Gingivitis? Fast healing with an expert team!

Have gingivitis come and go within a week. Correctly-executed oral hygiene at home, based on customized instruction and teeth cleaning by specialty-trained personnel, brings fast results and complete healing.

Aggressive periodontitis and common diseases

Aggressive oral bacteria can block vascular tissue in the body and thereby trigger or cause myocardial infarction (heart attack), stroke (apoplexy), pneumonia, and asthma (bronchial). The World Health Organization (WHO) has identified these four diseases as major causes of death worldwide. A healthy oral cavity can significantly contribute to a person’s longevity.

Other common diseases may also be related to aggressive periodontitis:

  • High blood pressure (hypertension)
  • Vascular occlusion (thrombosis / embolism)
  • Blood sugar disease (Diabetes mellitus)
  • Premature birth
  • Low birth weight
  • Alzheimer’s (dementia)
  • Joint inflammation (rheumatoid arthritis)
  • Malignant growths of the mouth, jaw, and face (tumors)
  • Obesity (adiposity)
  • Urinary tract infection (urethritis)
  • Kidney infections (pyelonephritis)
  • Inflammation of the testicles (orchitis)
  • Rejection responses to breast implants
  • Scaly skin (psoriasis)

Periodontitis? – We make a targeted diagnosis and aim for a complete recovery!

If a severe form of the disease is suspected, we recommend analysis of existing bacteria located in the deep pockets. A bacterial test co-developed by us allows us to identify these aggressive pathogens with a great deal of precision and thereby differentiate between chronic and aggressive periodontitis. Even in the event of aggressive periodontitis, we can achieve complete healing in many cases. Generally, a case of chronic periodontitis at a mid-level severity is associated with limited treatment interventions. Medical therapy is always conducted by our physicians. Follow-up treatment is handled by our dental hygienists.

Customized risk assesment and corresponding long-term maintainance therapy with our prophylaxis team!
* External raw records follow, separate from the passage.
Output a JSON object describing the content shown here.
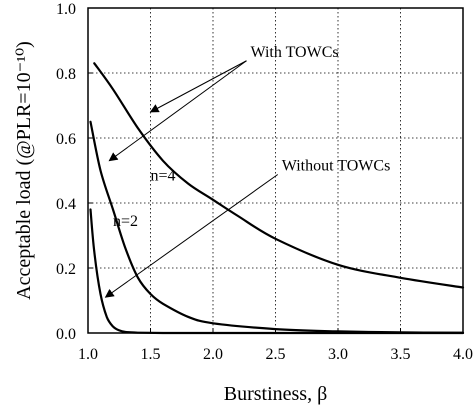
{
  "chart_data": {
    "type": "line",
    "title": "",
    "xlabel": "Burstiness, β",
    "ylabel": "Acceptable load (@PLR=10⁻¹⁰)",
    "xlim": [
      1.0,
      4.0
    ],
    "ylim": [
      0.0,
      1.0
    ],
    "grid": true,
    "legend": "none",
    "x_ticks": [
      "1.0",
      "1.5",
      "2.0",
      "2.5",
      "3.0",
      "3.5",
      "4.0"
    ],
    "y_ticks": [
      "0.0",
      "0.2",
      "0.4",
      "0.6",
      "0.8",
      "1.0"
    ],
    "series": [
      {
        "name": "n=4",
        "x": [
          1.05,
          1.2,
          1.4,
          1.6,
          1.8,
          2.0,
          2.2,
          2.5,
          3.0,
          3.5,
          4.0
        ],
        "y": [
          0.83,
          0.75,
          0.63,
          0.53,
          0.46,
          0.41,
          0.36,
          0.29,
          0.21,
          0.17,
          0.14
        ]
      },
      {
        "name": "n=2",
        "x": [
          1.02,
          1.1,
          1.2,
          1.3,
          1.4,
          1.5,
          1.6,
          1.8,
          2.0,
          2.5,
          3.0,
          3.5,
          4.0
        ],
        "y": [
          0.65,
          0.5,
          0.38,
          0.26,
          0.17,
          0.12,
          0.09,
          0.05,
          0.03,
          0.012,
          0.005,
          0.002,
          0.001
        ]
      },
      {
        "name": "",
        "x": [
          1.02,
          1.05,
          1.1,
          1.15,
          1.2,
          1.25,
          1.3,
          1.4,
          1.6,
          2.0,
          3.0,
          4.0
        ],
        "y": [
          0.38,
          0.25,
          0.12,
          0.05,
          0.02,
          0.008,
          0.003,
          0.001,
          0.0,
          0.0,
          0.0,
          0.0
        ]
      }
    ],
    "annotations": [
      {
        "text": "With TOWCs",
        "x": 2.3,
        "y": 0.85,
        "points_to": [
          [
            1.5,
            0.68
          ],
          [
            1.17,
            0.53
          ]
        ]
      },
      {
        "text": "Without TOWCs",
        "x": 2.55,
        "y": 0.5,
        "points_to": [
          [
            1.14,
            0.11
          ]
        ]
      },
      {
        "text": "n=4",
        "x": 1.6,
        "y": 0.47
      },
      {
        "text": "n=2",
        "x": 1.3,
        "y": 0.33
      }
    ]
  }
}
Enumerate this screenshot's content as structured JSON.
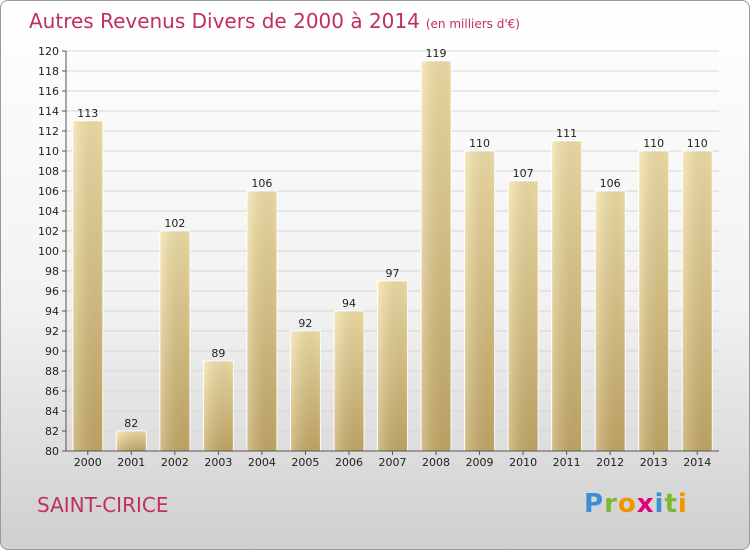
{
  "title": "Autres Revenus Divers de 2000 à 2014",
  "subtitle": "(en milliers d'€)",
  "commune": "SAINT-CIRICE",
  "logo": {
    "letters": [
      "P",
      "r",
      "o",
      "x",
      "i",
      "t",
      "i"
    ],
    "colors": [
      "#3a8fd6",
      "#7ab934",
      "#f29400",
      "#e0007a",
      "#3a8fd6",
      "#7ab934",
      "#f29400"
    ]
  },
  "chart_data": {
    "type": "bar",
    "categories": [
      "2000",
      "2001",
      "2002",
      "2003",
      "2004",
      "2005",
      "2006",
      "2007",
      "2008",
      "2009",
      "2010",
      "2011",
      "2012",
      "2013",
      "2014"
    ],
    "values": [
      113,
      82,
      102,
      89,
      106,
      92,
      94,
      97,
      119,
      110,
      107,
      111,
      106,
      110,
      110
    ],
    "ylim": [
      80,
      120
    ],
    "yticks": [
      80,
      82,
      84,
      86,
      88,
      90,
      92,
      94,
      96,
      98,
      100,
      102,
      104,
      106,
      108,
      110,
      112,
      114,
      116,
      118,
      120
    ],
    "grid": true,
    "bar_color": "#e8cc88"
  }
}
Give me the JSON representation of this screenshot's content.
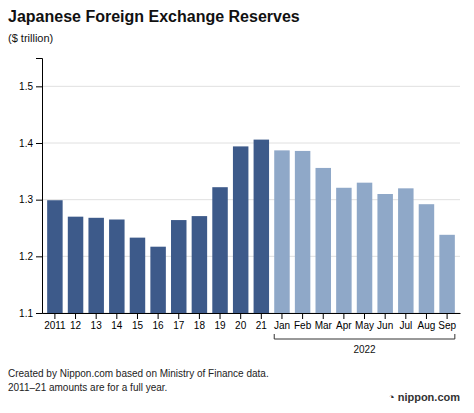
{
  "chart_data": {
    "type": "bar",
    "title": "Japanese Foreign Exchange Reserves",
    "ylabel": "($ trillion)",
    "categories": [
      "2011",
      "12",
      "13",
      "14",
      "15",
      "16",
      "17",
      "18",
      "19",
      "20",
      "21",
      "Jan",
      "Feb",
      "Mar",
      "Apr",
      "May",
      "Jun",
      "Jul",
      "Aug",
      "Sep"
    ],
    "values": [
      1.299,
      1.27,
      1.268,
      1.265,
      1.233,
      1.217,
      1.264,
      1.271,
      1.322,
      1.394,
      1.406,
      1.387,
      1.386,
      1.356,
      1.321,
      1.33,
      1.31,
      1.32,
      1.292,
      1.238
    ],
    "colors": [
      "#3d5a8a",
      "#3d5a8a",
      "#3d5a8a",
      "#3d5a8a",
      "#3d5a8a",
      "#3d5a8a",
      "#3d5a8a",
      "#3d5a8a",
      "#3d5a8a",
      "#3d5a8a",
      "#3d5a8a",
      "#8fa8c8",
      "#8fa8c8",
      "#8fa8c8",
      "#8fa8c8",
      "#8fa8c8",
      "#8fa8c8",
      "#8fa8c8",
      "#8fa8c8",
      "#8fa8c8"
    ],
    "ylim": [
      1.1,
      1.55
    ],
    "yticks": [
      1.1,
      1.2,
      1.3,
      1.4,
      1.5
    ],
    "grid": true,
    "annotations": [
      {
        "text": "2022",
        "categories": [
          "Jan",
          "Sep"
        ]
      },
      {
        "text": "Created by Nippon.com based on Ministry of Finance data."
      },
      {
        "text": "2011–21 amounts are for a full year."
      },
      {
        "text": "◔ nippon.com"
      }
    ]
  }
}
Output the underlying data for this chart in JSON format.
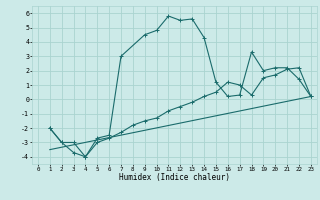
{
  "xlabel": "Humidex (Indice chaleur)",
  "bg_color": "#cceae8",
  "grid_color": "#aad4d0",
  "line_color": "#1a6b6b",
  "xlim": [
    -0.5,
    23.5
  ],
  "ylim": [
    -4.5,
    6.5
  ],
  "xticks": [
    0,
    1,
    2,
    3,
    4,
    5,
    6,
    7,
    8,
    9,
    10,
    11,
    12,
    13,
    14,
    15,
    16,
    17,
    18,
    19,
    20,
    21,
    22,
    23
  ],
  "yticks": [
    -4,
    -3,
    -2,
    -1,
    0,
    1,
    2,
    3,
    4,
    5,
    6
  ],
  "line1_x": [
    1,
    2,
    3,
    4,
    5,
    6,
    7,
    9,
    10,
    11,
    12,
    13,
    14,
    15,
    16,
    17,
    18,
    19,
    20,
    21,
    22,
    23
  ],
  "line1_y": [
    -2.0,
    -3.0,
    -3.0,
    -4.0,
    -2.7,
    -2.5,
    3.0,
    4.5,
    4.8,
    5.8,
    5.5,
    5.6,
    4.3,
    1.2,
    0.2,
    0.3,
    3.3,
    2.0,
    2.2,
    2.2,
    1.4,
    0.2
  ],
  "line2_x": [
    1,
    2,
    3,
    4,
    5,
    6,
    7,
    8,
    9,
    10,
    11,
    12,
    13,
    14,
    15,
    16,
    17,
    18,
    19,
    20,
    21,
    22,
    23
  ],
  "line2_y": [
    -2.0,
    -3.0,
    -3.7,
    -4.0,
    -3.0,
    -2.7,
    -2.3,
    -1.8,
    -1.5,
    -1.3,
    -0.8,
    -0.5,
    -0.2,
    0.2,
    0.5,
    1.2,
    1.0,
    0.3,
    1.5,
    1.7,
    2.1,
    2.2,
    0.2
  ],
  "regline_x": [
    1,
    23
  ],
  "regline_y": [
    -3.5,
    0.2
  ]
}
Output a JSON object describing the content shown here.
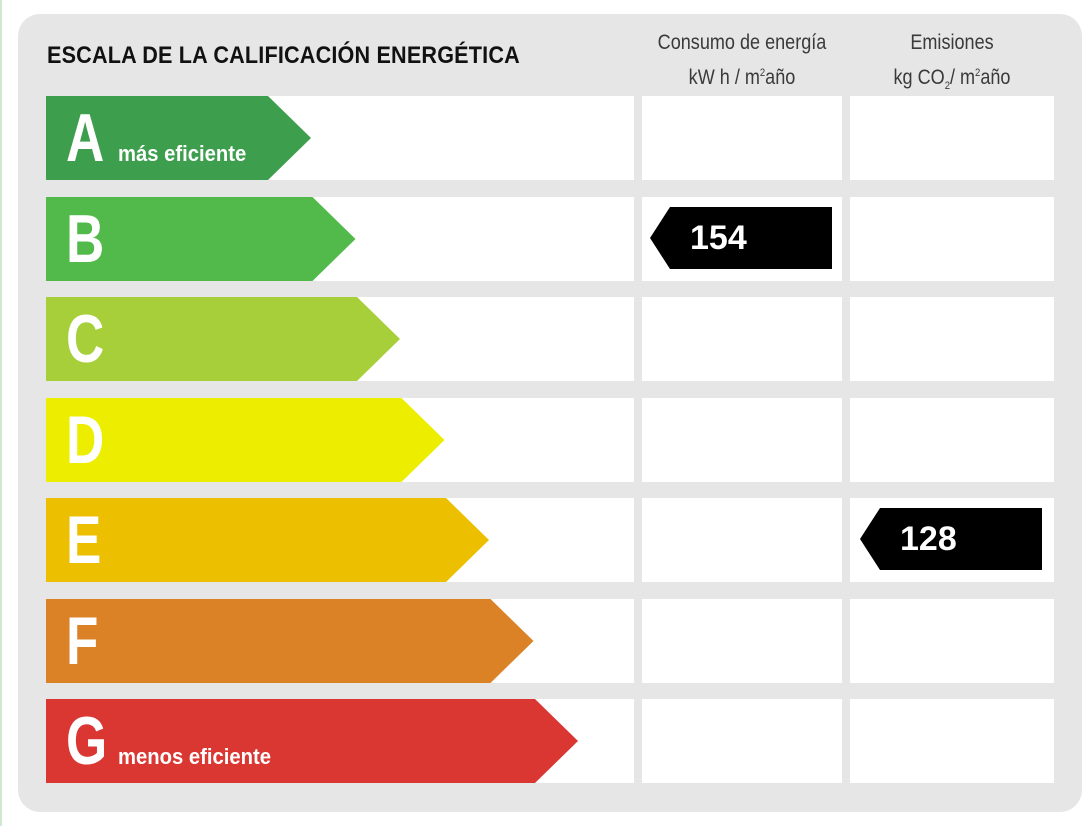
{
  "title": "ESCALA DE LA CALIFICACIÓN ENERGÉTICA",
  "columns": {
    "energy": {
      "line1": "Consumo de energía",
      "line2_pre": "kW h / m",
      "line2_sup": "2",
      "line2_post": "año"
    },
    "emissions": {
      "line1": "Emisiones",
      "line2_pre": "kg CO",
      "line2_sub": "2",
      "line2_mid": "/ m",
      "line2_sup": "2",
      "line2_post": "año"
    }
  },
  "ratings": [
    {
      "letter": "A",
      "sublabel": "más eficiente",
      "color": "#3d9f4d"
    },
    {
      "letter": "B",
      "sublabel": "",
      "color": "#52b94b"
    },
    {
      "letter": "C",
      "sublabel": "",
      "color": "#a6cf3a"
    },
    {
      "letter": "D",
      "sublabel": "",
      "color": "#eded00"
    },
    {
      "letter": "E",
      "sublabel": "",
      "color": "#ecbf00"
    },
    {
      "letter": "F",
      "sublabel": "",
      "color": "#dc8226"
    },
    {
      "letter": "G",
      "sublabel": "menos eficiente",
      "color": "#da3632"
    }
  ],
  "energy_rating": {
    "letter": "B",
    "value": "154"
  },
  "emissions_rating": {
    "letter": "E",
    "value": "128"
  }
}
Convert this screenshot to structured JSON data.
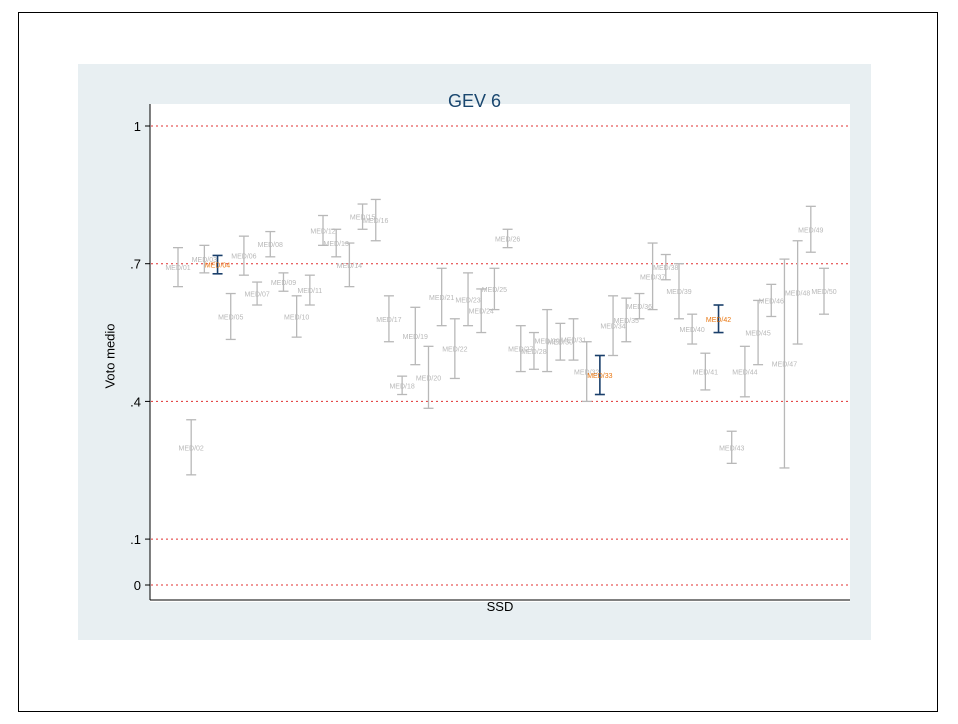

Following successful gum disease treatment, every patient receives a customized risk assessment. This ensures that re-occurrence of the disease, especially in the previous problem areas, can be avoided during long-term follow-up care. As a general rule, patients who evidence oral health or prior gingivitis patients should undergo dental prophylaxis treatment every 6 months. For patients with previous chronic periodontitis, prophylaxis treatment is recommended every 4 months, and for patients with previous aggressive periodontitis it is recommended every 3 months. This ensures long-term oral health. You will make significant contributions to your oral and overall health through regular prophylactic treatment at our practice. This is also the only way to protect your teeth and implants long term!

Implants in a healthy mouth

The best prognosis for implant longevity is achieved through efficient, daily oral hygiene on the part of the patient and continual care by a specialty-trained team of prophylaxis experts. Successful resolution of prior gum disease is also of great importance. For this reason, a respective examination, and, if applicable, successful treatment of gum disease must be completed prior to implantation.